Вот вкратце несложная история Букеевской орды. Несмотря на свою сравнительную близость к нашим центрам, она мало известна. Между тем как азиатские киргизские орды уже издавна привлекали многочисленных путешественников, эта маленькая отрасль великого киргизского племени оставалась как бы забытой. [Не говоря о Палласе и Гмелине, которые были здесь (между 1769-73 г., еще до поселения киргизов), следует упомянуть как путешественников начала и средины нынешнего столетия: Эверсмана, Карелина, Гёбеля, Клауса и др.]. Только окрайны ее, и то благодаря таким интересным местам в геологическом отношении, как Баскунчак и Чапчачи, привлекали неоднократно научных исследователей и были постоянно посещаемы многочисленными туристами. Между прочим, Букеевская орда, отделившись вот уже 86 лет тому назад от своих родных земель, стала в совершенно иные, для нее новые, условия, попала под влияние новых агентов и успела выработать своеобразную физиономию. Правда, киргизы Букеевской орды утратили много хорошего из своего прежнего быта: упал родовой быт, распалась семья, народ обеднел; но этот же киргиз сделался (хотя только отчасти) оседлым, приспособился к новым условиям жизни.
* * *
Ханская Ставка есть нечто особенное, - это не губернский и не уездный город; но ведь Киргизская степь и не губерния и не уезд. Но Ханская Ставка и не поселок, и не посад, и не село, и не деревня, потому что у нее есть свой полицеймейстер, есть Совет с председателем и двумя советниками. Одним словом, Ханская Ставка есть нечто само по себе. Говорят, что Ханская Ставка сделается чем-то определенным, что Совет по управлению называется «временным»; не может, мол, действительно «Временной Совет» существовать вечно. Но пока он благополучно существует с 1845 года - следовательно, 42 года, и, если ничего не случится, Бог даст - просуществует еще очень долго. Мне передавали, что из Киргизской степи хотят сделать губернию, но тут явился очень серьезный вопрос касательно уездных городов: не может, мол, существовать губерния без уездов; ну, а уездные города надо строить, что конечно, дело не легкое; да это-то, мол, еще не беда, но ведь в городе должен же кто-нибудь жить, даже если он и уездный; ну а кому, мол, охота жить в жаре среди песков без всякой надобности.
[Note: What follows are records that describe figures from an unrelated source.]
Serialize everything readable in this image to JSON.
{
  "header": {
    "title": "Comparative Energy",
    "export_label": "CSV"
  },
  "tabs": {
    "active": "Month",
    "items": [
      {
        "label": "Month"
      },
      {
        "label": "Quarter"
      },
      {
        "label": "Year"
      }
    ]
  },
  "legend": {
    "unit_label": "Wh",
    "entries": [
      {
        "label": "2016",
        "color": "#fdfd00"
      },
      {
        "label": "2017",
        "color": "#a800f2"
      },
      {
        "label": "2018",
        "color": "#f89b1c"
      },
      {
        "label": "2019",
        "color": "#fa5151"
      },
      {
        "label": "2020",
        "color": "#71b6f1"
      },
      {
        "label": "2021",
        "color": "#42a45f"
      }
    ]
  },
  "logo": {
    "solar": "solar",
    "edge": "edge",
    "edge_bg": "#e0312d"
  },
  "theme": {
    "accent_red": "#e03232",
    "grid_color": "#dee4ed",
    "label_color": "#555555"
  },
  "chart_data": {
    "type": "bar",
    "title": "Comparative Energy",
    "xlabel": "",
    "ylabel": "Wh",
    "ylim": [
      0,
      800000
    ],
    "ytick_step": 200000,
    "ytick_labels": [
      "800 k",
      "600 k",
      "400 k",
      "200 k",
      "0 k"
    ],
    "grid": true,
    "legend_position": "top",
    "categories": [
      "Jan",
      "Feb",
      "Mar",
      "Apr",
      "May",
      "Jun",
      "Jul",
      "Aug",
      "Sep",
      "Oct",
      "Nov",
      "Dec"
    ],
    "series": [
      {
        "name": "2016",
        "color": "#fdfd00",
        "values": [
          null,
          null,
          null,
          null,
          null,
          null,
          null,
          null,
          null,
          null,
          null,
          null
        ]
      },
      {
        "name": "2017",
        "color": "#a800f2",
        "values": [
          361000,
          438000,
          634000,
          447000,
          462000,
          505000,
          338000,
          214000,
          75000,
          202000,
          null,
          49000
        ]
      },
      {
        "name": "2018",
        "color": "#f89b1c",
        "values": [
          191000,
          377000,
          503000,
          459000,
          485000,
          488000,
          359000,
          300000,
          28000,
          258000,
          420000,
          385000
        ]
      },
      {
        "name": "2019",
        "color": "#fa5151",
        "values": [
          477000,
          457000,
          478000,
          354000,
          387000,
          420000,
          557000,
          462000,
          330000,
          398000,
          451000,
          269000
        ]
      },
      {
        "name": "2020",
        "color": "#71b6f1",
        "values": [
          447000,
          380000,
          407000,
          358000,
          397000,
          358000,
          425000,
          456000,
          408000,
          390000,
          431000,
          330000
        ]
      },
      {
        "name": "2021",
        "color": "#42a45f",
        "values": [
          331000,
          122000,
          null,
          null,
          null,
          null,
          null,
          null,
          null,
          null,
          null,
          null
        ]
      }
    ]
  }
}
Хотели, передавали мне, утвердить теперешнее управление и «временной совет» переименовать в «постоянный», но это не сейчас; а пока, мол, решено оставить совет «временным», по крайней мере до его 50-летнего юбилея.
Ханская Ставка состоит из двух пересекающихся улиц и целого ряда переулков. Дома деревянные, не исключая и здания Совета; все дома маленькие, серенькие, грязненькие; некоторые из них повыше, иные пониже, а еще иные и совсем малы; есть и масса глиняных домов восточного типа, с плоскими крышами - это дома татарские.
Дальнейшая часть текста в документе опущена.